One and the same [Lib dems and the orange book]

I am an ordinary member of the Labour Party, but if I had been active in politics during the 1980s I would undoubtedly have joined Roy Jenkins's breakaway Social Democratic Party, and would by now be a Lib Dem.

In the end I was activated by the social democracy of New Labour, on a prospectus that could easily have been written by Jenkins himself. Consequently I have always seen the Lib Dems as political soulmates, as indeed did the Labour leadership prior to the unexpected landslide win in 1997.

However, since then it is ironic that many of the rank and file - in both Labour and the Lib Dems - seem to be yearning for Utopia. The Orange Book, a Lib Dem political makeover, generally well received by the media, rediscovers a liberal belief in market mechanisms and consumer power.

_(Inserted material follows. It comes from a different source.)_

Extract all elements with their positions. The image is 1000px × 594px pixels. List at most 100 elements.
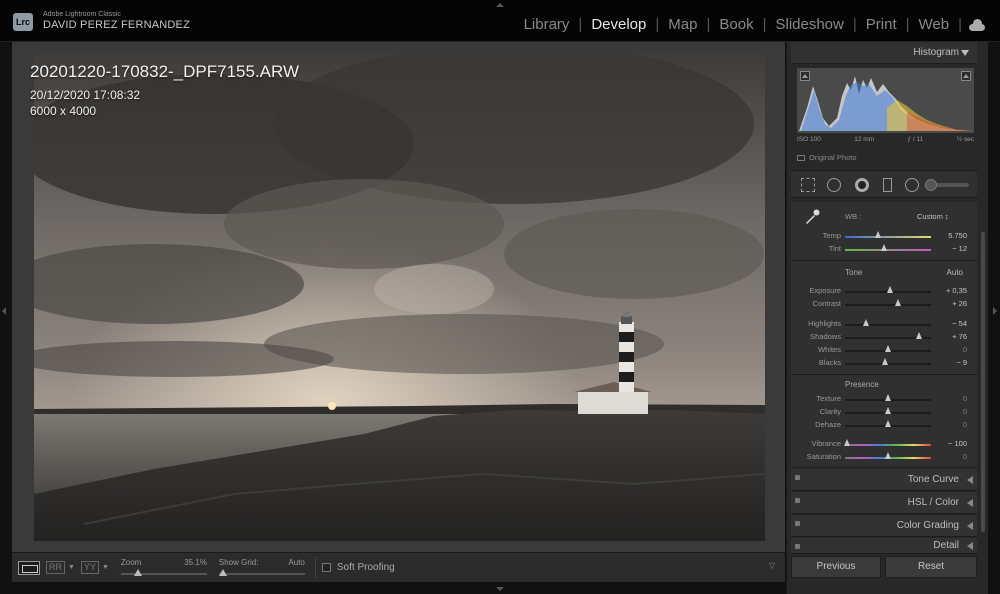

These are also New Labour beliefs (if we are to accept as true our revised party constitution). And they are also Thatcherite beliefs - as Jo Grimond declared in the 1980s (which David Laws, deputy Lib Dem Treasury spokesman quotes in The Orange Book): "Much of what Mrs Thatcher and Sir Keith Joseph say and do is in the mainstream of liberal philosophy."

It is reassuring for those who believe in a Left-of-centre consensus that the modernisers within the Lib Dems are assuming greater influence within the party. It is also reassuring that there is a growing intellectual conscience around the centre of British politics that will preserve the economic benefits of 1980s liberalism, as part of a wider social reform.

So, what do the Lib Dems really stand for? Essentially the same as New Labour - and not all that different to the (electable) wing of the Conservatives. It's called the Thatcherite consensus.